**Lab 11: Sequential Circuits**

**Required Reading Material**

- Textbook:
, 5**Digital Design: with an introduction to the Verilog HDL**^{th}edition, Mano and Ciletti, ISBN-13: 978-0-13-277420-8

Chapters 3 and 4 - Datasheet: 7400, 7402, 7410, 7474

**Required Components List**

Breadboard | × 1 | |

7400 Quad 2-Input NAND Gate | ||

7402 Quad 2-Input NOR Gate | × 1 | |

7410 Triple 3-Input NAND Gate | × 1 | |

7474 Dual D-Type Flip-Flop | × 1 | |

Digilent Analog Discovery 2 (AD2) or Analog Devices ADALM1000 (M1K) |
× 1 |

**Experiments**

Every experiment section that requires you to build a circuit and test it has an asterisk (*). For those sections:

- For the in-class lab: Demonstrate the working circuit to your lab instructor (for in-class lab)
- For online lab: Take a video to describe your circuit, upload the video to YouTube, and put the link in the report.

## Exp #11.1 Saturating-Counter using Moore State Machine

As mentioned in Lab 10, sequential logic circuits are a type of logic circuit where the output of the circuit depends not only on the input, as in combinational logic circuits, but also on the sequence of past inputs that are used to determine the state of the circuit.

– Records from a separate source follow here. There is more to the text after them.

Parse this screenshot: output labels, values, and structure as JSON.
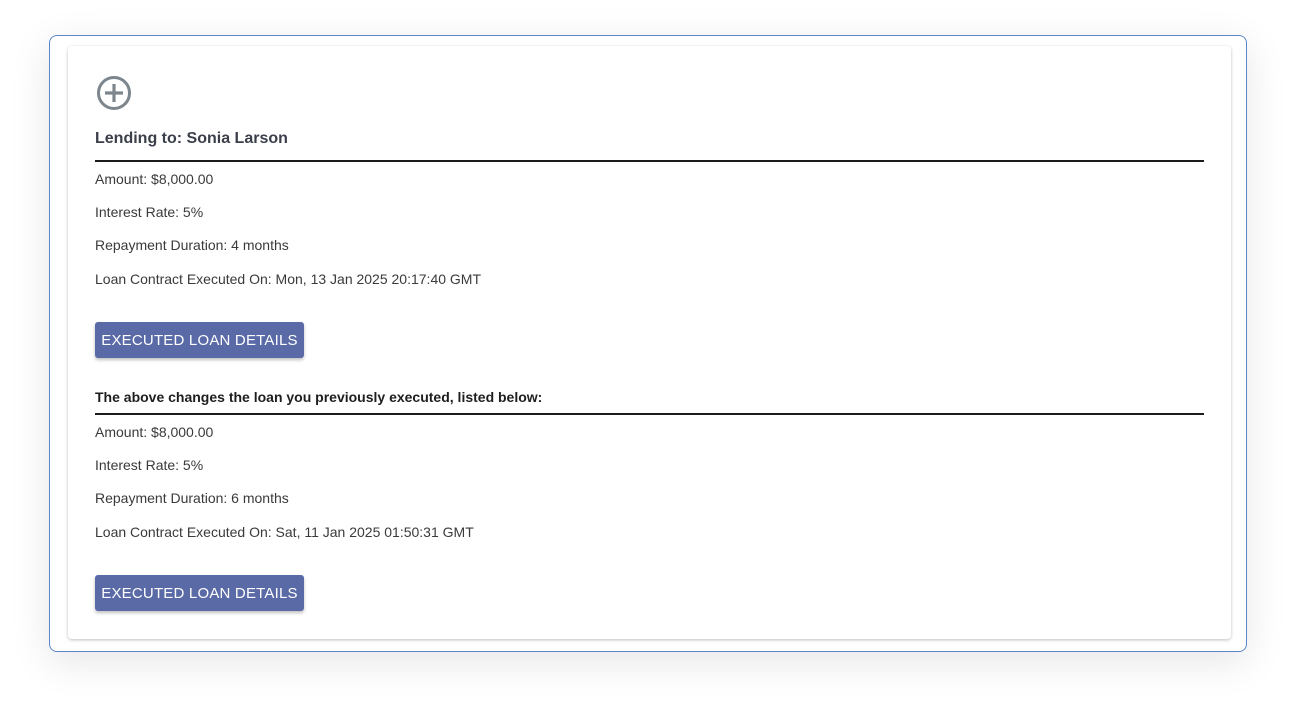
{
  "lending": {
    "heading": "Lending to: Sonia Larson",
    "amount": "Amount: $8,000.00",
    "interest_rate": "Interest Rate: 5%",
    "duration": "Repayment Duration: 4 months",
    "executed_on": "Loan Contract Executed On: Mon, 13 Jan 2025 20:17:40 GMT",
    "button_label": "EXECUTED LOAN DETAILS"
  },
  "previous": {
    "heading": "The above changes the loan you previously executed, listed below:",
    "amount": "Amount: $8,000.00",
    "interest_rate": "Interest Rate: 5%",
    "duration": "Repayment Duration: 6 months",
    "executed_on": "Loan Contract Executed On: Sat, 11 Jan 2025 01:50:31 GMT",
    "button_label": "EXECUTED LOAN DETAILS"
  },
  "icons": {
    "add": "add-circle-icon"
  },
  "colors": {
    "button_bg": "#5a6aa6",
    "frame_border": "#5b86c9",
    "icon_gray": "#7c868c"
  }
}
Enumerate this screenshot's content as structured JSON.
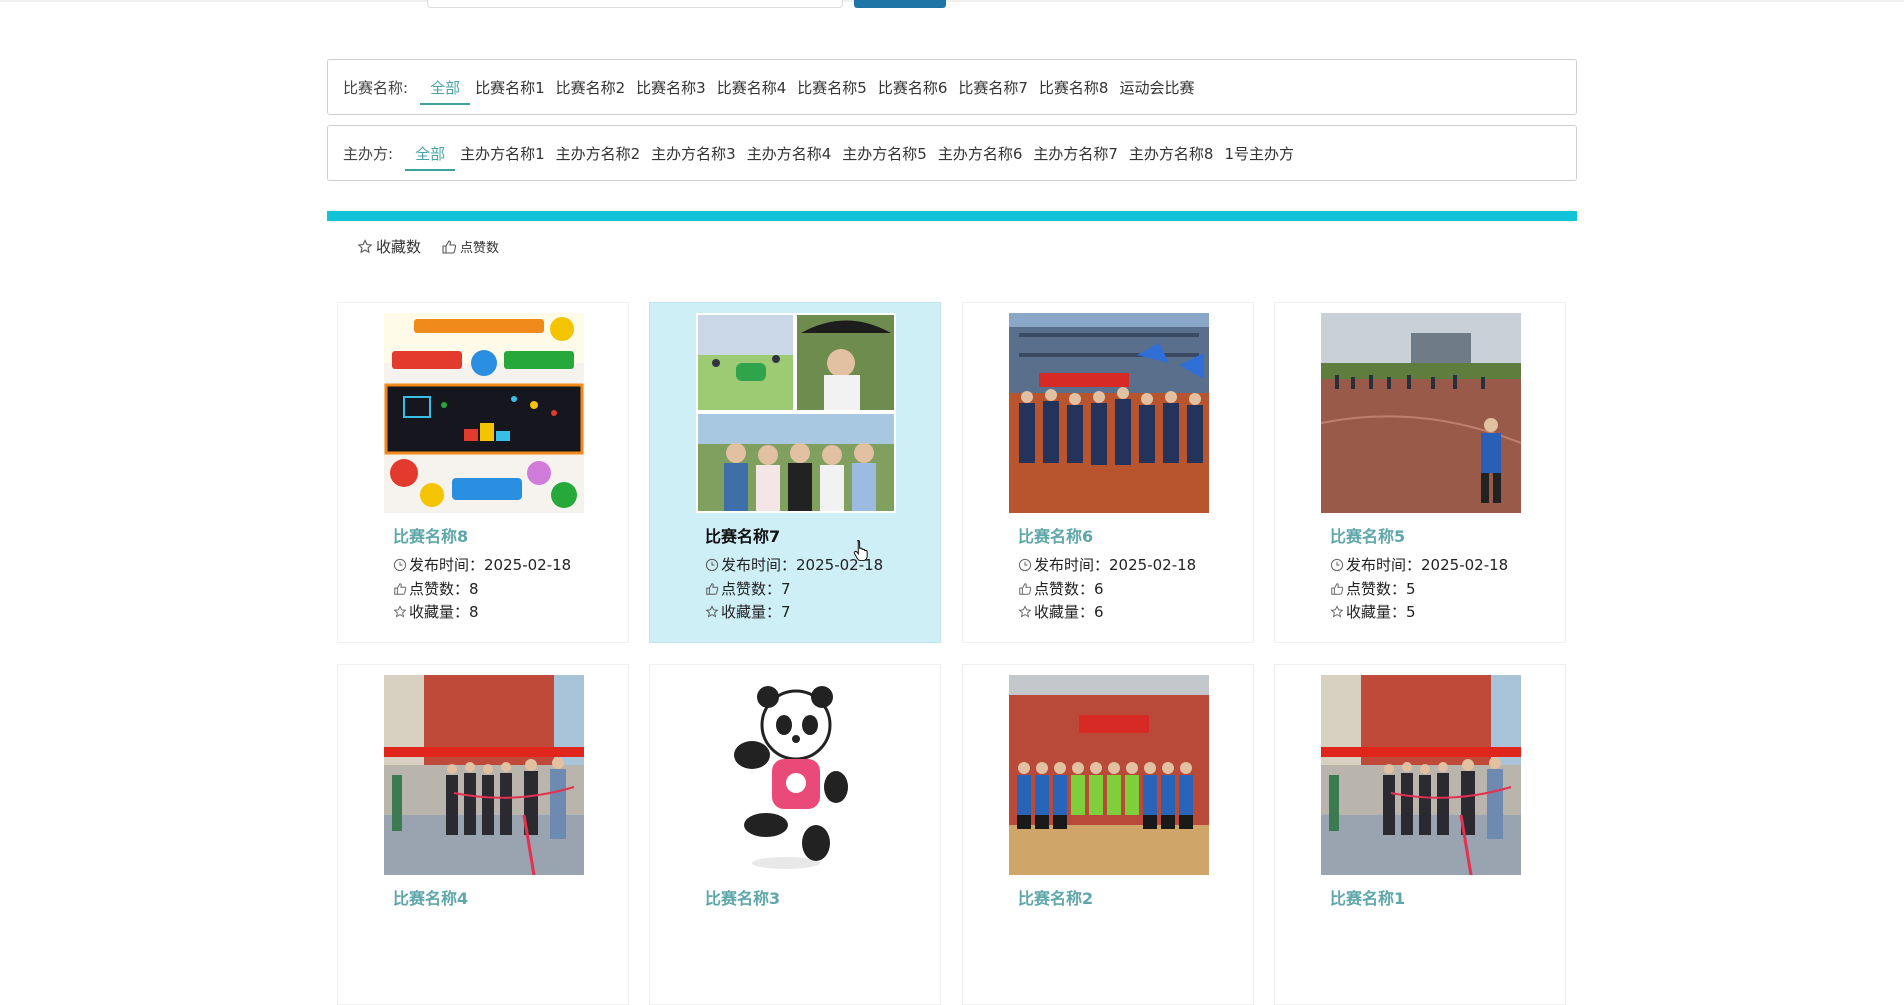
{
  "filters": {
    "match_label": "比赛名称:",
    "match_options": [
      "全部",
      "比赛名称1",
      "比赛名称2",
      "比赛名称3",
      "比赛名称4",
      "比赛名称5",
      "比赛名称6",
      "比赛名称7",
      "比赛名称8",
      "运动会比赛"
    ],
    "organizer_label": "主办方:",
    "organizer_options": [
      "全部",
      "主办方名称1",
      "主办方名称2",
      "主办方名称3",
      "主办方名称4",
      "主办方名称5",
      "主办方名称6",
      "主办方名称7",
      "主办方名称8",
      "1号主办方"
    ]
  },
  "sort": {
    "favorites_label": "收藏数",
    "likes_label": "点赞数"
  },
  "labels": {
    "publish_time": "发布时间：",
    "likes": "点赞数：",
    "favorites": "收藏量："
  },
  "colors": {
    "accent_bar": "#11c3d4",
    "active_filter": "#4aa3a3",
    "highlight_card": "#cfeff7",
    "title_teal": "#5ea7aa"
  },
  "cards": [
    {
      "title": "比赛名称8",
      "date": "2025-02-18",
      "likes": "8",
      "favorites": "8",
      "image": "sports-poster-image"
    },
    {
      "title": "比赛名称7",
      "date": "2025-02-18",
      "likes": "7",
      "favorites": "7",
      "image": "photo-collage-image"
    },
    {
      "title": "比赛名称6",
      "date": "2025-02-18",
      "likes": "6",
      "favorites": "6",
      "image": "parade-image"
    },
    {
      "title": "比赛名称5",
      "date": "2025-02-18",
      "likes": "5",
      "favorites": "5",
      "image": "running-track-image"
    },
    {
      "title": "比赛名称4",
      "image": "ribbon-ceremony-image"
    },
    {
      "title": "比赛名称3",
      "image": "panda-mascot-image"
    },
    {
      "title": "比赛名称2",
      "image": "team-photo-image"
    },
    {
      "title": "比赛名称1",
      "image": "ribbon-ceremony-image"
    }
  ]
}
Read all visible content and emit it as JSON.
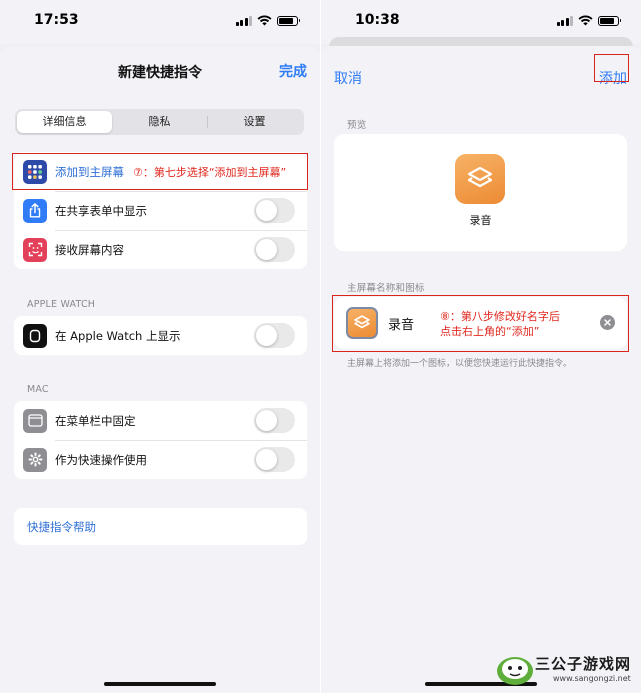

As we observed in Lab 10, flip-flops can be used to hold (remember) the state of the system. Each flip-flop holds one bit of data and can be used to represent one state variable within a system. A system that has * N* states will require log

_{2}

*state variables and hence log*

**N**_{2}

**flip-flops. If**

*N***is not a power of two, then you have to round log**

*N*_{2}

*up to the nearest integer.*

**N**So, if you need 4 states, you will need two state variables. Let's assume that the names of the state variables are **A** and **B**. Then the four states are provided by the following values of **A** and **B**: **AB** = 00, 01, 10, and 11. If you need 8 states, you will need three state variables, for example, **A**, **B**, and **C**, where (**ABC** = 000, 001, 010, 011, 100, 101, 110, and 111). And if you need 6 states, you still need three state variables since log_{2}6 = 2.58 which will be **3** after rounding up (since you can’t have a fractional number of state variables). In this case, you could use any 6 of the 8 states, leaving the other 2 unused.

For example, if you had an elevator controller for a building that had floors 1 through 6, the states that indicate which floor the elevator is at would likely be 001 (1), 010 (2), 011 (3), 100 (4), 101 (5), and 110 (6), with states 000 (0) and 111 (7) unused.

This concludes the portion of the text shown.